The following is a good end of season reflection from Reggae Elliss, writing on Mountain Watch. As Reggae notes, mid-July offered the best snow of the whole season. It was seriously excellent. After much early hype about it being a terrible season, it ended up being a solid, but not outstanding one. Reggae goes into it in some detail. Those heady days of July seem like a life time ago. But I have to admit that I’ve also had some of my best ever spring skiing these last two weeks, on SE slopes on The Bluff, in Dargo Bowl and out at Mt Loch.
There’s a few days skiing in some of the resorts and substantial backcountry terrain still in reasonable shape. Hope you have a chance to get out there …
As I write, there is still two weeks to go until the “official” end of the season here in Thredbo. Despite the warm weather of the past couple of days, plus 20mm of rain forecast, it looks like we’ll have some lifts spinning until October 6. Looking back on this winter, it’s a bit of a ‘glass half full’ scenario. The great snowfalls and powder days of July gave way to only minimal snowfalls in the past eight weeks with only two falls of over 10cm since July 18.
However, while we haven’t had that many powder days in the second half of winter, the snow has remained consistently good. August was a month of dry, chalky, packed-powder, cold sunny days and light wind. The past three weeks have also been good, with plenty of days of fun spring snow and sunshine.
Pre-season, all of the talk was about how an El Nino weather pattern was forming and this could mean a dry, cold winter, with minimal snowfall. Unfortunately, this sentiment gained a lot of traction when the opening weekend in June came and went without any natural snow, hardly any snowmaking and only one lift open in Australia, a t-bar to the second tower on Perisher’s Front Valley.
The media were having a field day, quoting all sorts of expert sources, all of whom concurred that 2014 was shaping up as a disaster with minimal snowfall.

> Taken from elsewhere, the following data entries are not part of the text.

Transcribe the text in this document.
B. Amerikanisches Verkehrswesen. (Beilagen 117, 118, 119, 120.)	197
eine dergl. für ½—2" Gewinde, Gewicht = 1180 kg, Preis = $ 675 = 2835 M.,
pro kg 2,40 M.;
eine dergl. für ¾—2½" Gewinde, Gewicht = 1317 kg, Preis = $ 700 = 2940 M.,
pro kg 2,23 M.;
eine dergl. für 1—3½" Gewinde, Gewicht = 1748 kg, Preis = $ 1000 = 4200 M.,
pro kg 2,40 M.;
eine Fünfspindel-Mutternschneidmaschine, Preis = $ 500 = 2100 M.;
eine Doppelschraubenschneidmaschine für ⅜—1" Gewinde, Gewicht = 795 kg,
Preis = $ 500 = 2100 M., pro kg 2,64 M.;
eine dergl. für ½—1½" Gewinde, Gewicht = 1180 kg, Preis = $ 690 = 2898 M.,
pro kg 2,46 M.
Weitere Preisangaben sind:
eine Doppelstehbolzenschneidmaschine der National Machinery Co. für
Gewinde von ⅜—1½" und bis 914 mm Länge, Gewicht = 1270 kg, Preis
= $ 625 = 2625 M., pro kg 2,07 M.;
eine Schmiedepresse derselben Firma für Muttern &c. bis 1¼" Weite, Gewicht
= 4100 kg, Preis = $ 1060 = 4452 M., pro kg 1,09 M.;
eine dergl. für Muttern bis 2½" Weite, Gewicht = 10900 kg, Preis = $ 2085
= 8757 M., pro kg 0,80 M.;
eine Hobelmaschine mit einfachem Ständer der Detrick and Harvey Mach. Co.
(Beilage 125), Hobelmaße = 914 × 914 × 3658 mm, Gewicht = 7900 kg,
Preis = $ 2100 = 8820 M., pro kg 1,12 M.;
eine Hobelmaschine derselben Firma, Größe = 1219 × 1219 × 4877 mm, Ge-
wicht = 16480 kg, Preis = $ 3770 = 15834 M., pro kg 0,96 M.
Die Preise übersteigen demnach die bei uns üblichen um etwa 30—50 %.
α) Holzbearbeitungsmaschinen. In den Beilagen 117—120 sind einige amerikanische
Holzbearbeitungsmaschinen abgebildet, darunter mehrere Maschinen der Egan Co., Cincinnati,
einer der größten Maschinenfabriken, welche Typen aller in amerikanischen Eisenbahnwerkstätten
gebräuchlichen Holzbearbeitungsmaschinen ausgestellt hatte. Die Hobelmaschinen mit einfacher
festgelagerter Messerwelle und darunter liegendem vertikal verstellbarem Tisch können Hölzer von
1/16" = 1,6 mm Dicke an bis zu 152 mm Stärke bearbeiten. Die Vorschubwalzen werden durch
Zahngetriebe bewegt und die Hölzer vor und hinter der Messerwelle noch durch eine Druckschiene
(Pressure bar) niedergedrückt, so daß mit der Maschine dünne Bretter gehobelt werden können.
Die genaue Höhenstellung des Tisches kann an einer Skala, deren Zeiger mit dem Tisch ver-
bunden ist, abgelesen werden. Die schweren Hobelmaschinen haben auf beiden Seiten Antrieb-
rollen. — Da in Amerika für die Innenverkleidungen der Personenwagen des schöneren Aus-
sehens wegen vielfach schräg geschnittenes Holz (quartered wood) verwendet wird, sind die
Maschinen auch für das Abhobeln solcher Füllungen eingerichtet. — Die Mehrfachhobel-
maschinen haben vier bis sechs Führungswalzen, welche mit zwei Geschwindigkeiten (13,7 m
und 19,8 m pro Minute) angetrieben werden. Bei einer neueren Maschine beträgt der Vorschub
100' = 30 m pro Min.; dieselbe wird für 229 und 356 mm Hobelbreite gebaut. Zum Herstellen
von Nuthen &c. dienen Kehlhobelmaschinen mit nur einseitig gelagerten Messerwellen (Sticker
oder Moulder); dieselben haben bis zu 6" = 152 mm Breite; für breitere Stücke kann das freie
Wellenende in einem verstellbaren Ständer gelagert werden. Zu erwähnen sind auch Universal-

It could even be as bad as ’82. The ray of hope was our own Grasshopper, who wisely pointed out in his June seasonal outlook that it was too early to push the panic button and reminded us of his earlier seasonal outlooks published in April and May. In those, the Grasshopper emphasised that there are two variations of El Nino, the classic, dry cold version or the ‘Wrong ‘un”, a term the Grasshopper coined to describe an El Nino that spun the other way, delivering cold westerly air flows, low pressure systems south of Victoria and snow-bearing cold fronts.
It was too early to call at that stage, but he wasn’t jumping on the classic ‘El Nino’ bandwagon and was still leaning towards a ‘Wrong ‘Un” for the first half of the season and was calling for a snow depth max at Spencers Creek of 172cm and the first 50cm + storm coming in late June/early July.
As we now all know, that’s what happened.